March 22, 2008

Wanted: Neurotic, Depressed Female In Her Late 30s

Is it me, or does Laura Linney always play a similar, if not the same, female character in her movies? I have just returned from seeing The Savages, for which Linney was nominated an Academy Award. Expectations were for a humorous plot about a 40-something temp/aspiring playwright placing her ailing father in a nursing home and some excellent acting by Linney and one of my favorites, Phillip Seymour Hoffman, who plays her brother.

However, I found the film to be slow-moving and depressing, full of reflections on the crappiness of life and how death is "full of shit and piss and stink," to quote Hoffman's character's line. The best part of the film is the end where Linney's character, Wendy, produces her semi-autobiographical play and saves a partially-disabled yellow lab who was going to be put to death by her married ex-lover. Forgive me, but I feel better about films where the scenes have a more positive tone. Throughout the film, I found myself admiring Linney's dark, perfectly formed curls, thinking about how I would curl my own hair tomorrow. I may be a tad superficial, but the point is that I wasn't seeing anything new with Linney besides her hairstyle. Her character of Wendy is a 42 year-old woman, who has spent her whole life trying to get her work published, being rejected by the Guggenheim Institute eight times. Her dull, listless, seemingly indifferent character is not unlike her character, Sarah, from Love Actually or You Can Count on Me. There are other movies I have seen her in (whose titles I cannot recall) where she plays these uptight, self-immolating women with burdens of mentally insane brothers, problematic children, or self-proclaimed Christian missionaries. Her characters are intense, fiercely staunch in their nature, and Linney plays them like Yo-Yo Ma plays the cello or Edith Piaf warbles La Vie En Rose.

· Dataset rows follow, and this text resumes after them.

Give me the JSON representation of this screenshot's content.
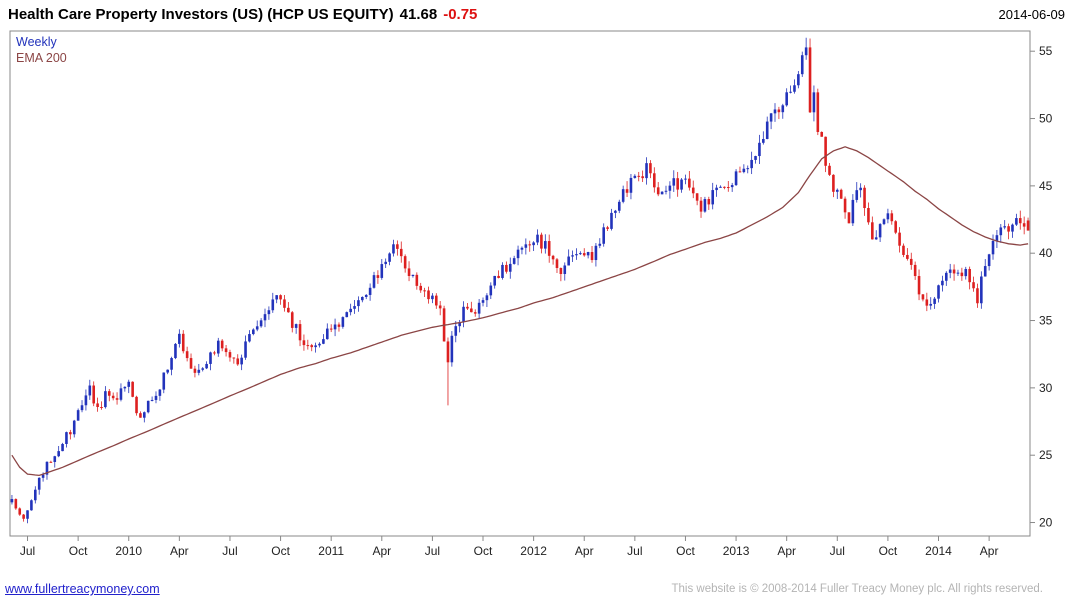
{
  "header": {
    "title": "Health Care Property Investors (US) (HCP US EQUITY)",
    "price": "41.68",
    "change": "-0.75",
    "date": "2014-06-09"
  },
  "legend": {
    "timeframe": "Weekly",
    "overlay": "EMA 200"
  },
  "footer": {
    "link": "www.fullertreacymoney.com",
    "copyright": "This website is © 2008-2014 Fuller Treacy Money plc. All rights reserved."
  },
  "chart_data": {
    "type": "candlestick",
    "title": "Health Care Property Investors (US) (HCP US EQUITY)",
    "timeframe": "Weekly",
    "overlay": "EMA 200",
    "last_close": 41.68,
    "last_change": -0.75,
    "date": "2014-06-09",
    "ylim": [
      19,
      56.5
    ],
    "y_ticks": [
      20,
      25,
      30,
      35,
      40,
      45,
      50,
      55
    ],
    "x_tick_labels": [
      "Jul",
      "Oct",
      "2010",
      "Apr",
      "Jul",
      "Oct",
      "2011",
      "Apr",
      "Jul",
      "Oct",
      "2012",
      "Apr",
      "Jul",
      "Oct",
      "2013",
      "Apr",
      "Jul",
      "Oct",
      "2014",
      "Apr"
    ],
    "x_tick_weeks": [
      4,
      17,
      30,
      43,
      56,
      69,
      82,
      95,
      108,
      121,
      134,
      147,
      160,
      173,
      186,
      199,
      212,
      225,
      238,
      251
    ],
    "weeks_total": 262,
    "grid": false,
    "legend_position": "top-left",
    "colors": {
      "up": "#2233bb",
      "down": "#dd2020",
      "ema": "#8b4545",
      "axis": "#888888",
      "change_negative": "#dd1111"
    },
    "price_keyframes": [
      [
        0,
        22.0
      ],
      [
        1,
        20.8
      ],
      [
        3,
        20.4
      ],
      [
        5,
        21.5
      ],
      [
        7,
        23.0
      ],
      [
        9,
        24.3
      ],
      [
        11,
        25.2
      ],
      [
        13,
        26.0
      ],
      [
        15,
        26.8
      ],
      [
        17,
        28.0
      ],
      [
        19,
        29.3
      ],
      [
        20,
        29.9
      ],
      [
        22,
        28.4
      ],
      [
        24,
        29.4
      ],
      [
        26,
        29.0
      ],
      [
        28,
        29.6
      ],
      [
        30,
        30.2
      ],
      [
        32,
        28.4
      ],
      [
        33,
        27.6
      ],
      [
        35,
        28.8
      ],
      [
        37,
        29.6
      ],
      [
        39,
        30.8
      ],
      [
        41,
        32.2
      ],
      [
        43,
        33.8
      ],
      [
        45,
        32.0
      ],
      [
        47,
        30.9
      ],
      [
        49,
        31.6
      ],
      [
        51,
        32.6
      ],
      [
        53,
        33.2
      ],
      [
        55,
        32.8
      ],
      [
        57,
        32.3
      ],
      [
        58,
        31.9
      ],
      [
        60,
        33.2
      ],
      [
        62,
        34.3
      ],
      [
        64,
        35.0
      ],
      [
        66,
        35.9
      ],
      [
        68,
        36.5
      ],
      [
        70,
        35.9
      ],
      [
        72,
        34.8
      ],
      [
        74,
        33.9
      ],
      [
        76,
        33.1
      ],
      [
        78,
        33.3
      ],
      [
        80,
        34.0
      ],
      [
        82,
        34.4
      ],
      [
        84,
        34.9
      ],
      [
        86,
        35.5
      ],
      [
        88,
        36.0
      ],
      [
        90,
        36.5
      ],
      [
        92,
        37.3
      ],
      [
        94,
        38.6
      ],
      [
        96,
        39.8
      ],
      [
        98,
        40.5
      ],
      [
        100,
        39.6
      ],
      [
        102,
        38.3
      ],
      [
        104,
        37.9
      ],
      [
        106,
        36.9
      ],
      [
        108,
        36.6
      ],
      [
        110,
        36.2
      ],
      [
        111,
        33.8
      ],
      [
        112,
        31.9
      ],
      [
        113,
        33.9
      ],
      [
        115,
        35.0
      ],
      [
        117,
        36.2
      ],
      [
        119,
        35.7
      ],
      [
        121,
        36.6
      ],
      [
        123,
        37.8
      ],
      [
        125,
        38.4
      ],
      [
        127,
        39.0
      ],
      [
        129,
        39.7
      ],
      [
        131,
        40.2
      ],
      [
        133,
        40.5
      ],
      [
        135,
        41.0
      ],
      [
        137,
        40.6
      ],
      [
        139,
        39.6
      ],
      [
        141,
        38.8
      ],
      [
        143,
        39.4
      ],
      [
        145,
        40.0
      ],
      [
        147,
        39.6
      ],
      [
        149,
        39.9
      ],
      [
        151,
        40.9
      ],
      [
        153,
        42.2
      ],
      [
        155,
        43.4
      ],
      [
        157,
        44.6
      ],
      [
        159,
        45.2
      ],
      [
        161,
        45.6
      ],
      [
        163,
        46.3
      ],
      [
        165,
        45.0
      ],
      [
        167,
        44.6
      ],
      [
        169,
        45.5
      ],
      [
        171,
        45.0
      ],
      [
        173,
        45.3
      ],
      [
        175,
        44.0
      ],
      [
        177,
        43.2
      ],
      [
        179,
        44.0
      ],
      [
        181,
        44.9
      ],
      [
        183,
        45.3
      ],
      [
        185,
        45.5
      ],
      [
        187,
        45.8
      ],
      [
        189,
        46.6
      ],
      [
        191,
        47.6
      ],
      [
        193,
        48.8
      ],
      [
        195,
        49.9
      ],
      [
        197,
        50.6
      ],
      [
        199,
        51.6
      ],
      [
        201,
        52.8
      ],
      [
        203,
        54.4
      ],
      [
        204,
        55.3
      ],
      [
        205,
        50.9
      ],
      [
        206,
        52.1
      ],
      [
        207,
        48.9
      ],
      [
        208,
        48.3
      ],
      [
        209,
        46.3
      ],
      [
        211,
        44.9
      ],
      [
        213,
        43.7
      ],
      [
        215,
        42.4
      ],
      [
        216,
        44.1
      ],
      [
        218,
        44.9
      ],
      [
        219,
        43.8
      ],
      [
        220,
        42.5
      ],
      [
        221,
        40.7
      ],
      [
        222,
        41.5
      ],
      [
        223,
        42.4
      ],
      [
        225,
        42.9
      ],
      [
        227,
        41.7
      ],
      [
        229,
        40.3
      ],
      [
        231,
        38.9
      ],
      [
        233,
        37.3
      ],
      [
        235,
        36.3
      ],
      [
        237,
        36.9
      ],
      [
        239,
        37.7
      ],
      [
        241,
        38.7
      ],
      [
        243,
        38.2
      ],
      [
        245,
        38.8
      ],
      [
        247,
        37.1
      ],
      [
        248,
        36.6
      ],
      [
        249,
        38.1
      ],
      [
        251,
        39.9
      ],
      [
        253,
        41.3
      ],
      [
        255,
        41.9
      ],
      [
        257,
        42.2
      ],
      [
        259,
        42.4
      ],
      [
        260,
        42.4
      ],
      [
        261,
        41.68
      ]
    ],
    "ema_keyframes": [
      [
        0,
        25.0
      ],
      [
        2,
        24.1
      ],
      [
        4,
        23.6
      ],
      [
        7,
        23.5
      ],
      [
        10,
        23.8
      ],
      [
        13,
        24.1
      ],
      [
        17,
        24.6
      ],
      [
        21,
        25.1
      ],
      [
        26,
        25.7
      ],
      [
        30,
        26.2
      ],
      [
        35,
        26.8
      ],
      [
        39,
        27.3
      ],
      [
        43,
        27.8
      ],
      [
        48,
        28.4
      ],
      [
        52,
        28.9
      ],
      [
        56,
        29.4
      ],
      [
        61,
        30.0
      ],
      [
        65,
        30.5
      ],
      [
        69,
        31.0
      ],
      [
        74,
        31.5
      ],
      [
        78,
        31.8
      ],
      [
        82,
        32.2
      ],
      [
        87,
        32.6
      ],
      [
        91,
        33.0
      ],
      [
        95,
        33.4
      ],
      [
        100,
        33.9
      ],
      [
        104,
        34.2
      ],
      [
        108,
        34.5
      ],
      [
        112,
        34.7
      ],
      [
        116,
        34.9
      ],
      [
        121,
        35.2
      ],
      [
        126,
        35.6
      ],
      [
        130,
        35.9
      ],
      [
        134,
        36.3
      ],
      [
        139,
        36.7
      ],
      [
        143,
        37.1
      ],
      [
        147,
        37.5
      ],
      [
        152,
        38.0
      ],
      [
        156,
        38.4
      ],
      [
        160,
        38.8
      ],
      [
        165,
        39.4
      ],
      [
        169,
        39.9
      ],
      [
        173,
        40.3
      ],
      [
        178,
        40.8
      ],
      [
        182,
        41.1
      ],
      [
        186,
        41.5
      ],
      [
        190,
        42.1
      ],
      [
        194,
        42.7
      ],
      [
        198,
        43.4
      ],
      [
        202,
        44.5
      ],
      [
        205,
        45.8
      ],
      [
        208,
        47.0
      ],
      [
        211,
        47.6
      ],
      [
        214,
        47.9
      ],
      [
        217,
        47.6
      ],
      [
        220,
        47.1
      ],
      [
        223,
        46.5
      ],
      [
        226,
        45.9
      ],
      [
        229,
        45.3
      ],
      [
        232,
        44.6
      ],
      [
        235,
        44.0
      ],
      [
        238,
        43.3
      ],
      [
        241,
        42.7
      ],
      [
        244,
        42.1
      ],
      [
        247,
        41.6
      ],
      [
        250,
        41.2
      ],
      [
        253,
        40.9
      ],
      [
        256,
        40.7
      ],
      [
        259,
        40.6
      ],
      [
        261,
        40.7
      ]
    ],
    "wick_events": [
      {
        "week": 20,
        "high": 30.6
      },
      {
        "week": 98,
        "high": 41.0
      },
      {
        "week": 112,
        "low": 28.7
      },
      {
        "week": 163,
        "high": 46.8
      },
      {
        "week": 204,
        "high": 56.0
      },
      {
        "week": 235,
        "low": 35.7
      },
      {
        "week": 248,
        "low": 36.2
      }
    ]
  }
}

Linney is in no doubt an talented artist, but after seeing The Savages this evening, I wish that she might assume a role similar to Meg Ryan's Kathleen Kelly of You've Got Mail, more champagne in lieu of bourbon. But then, Ryan also plays many similar roles. Perhaps, there is a singular quality in some actors that studios identify and connect with certain film projects to produce that perfect formula of neurotic feminism.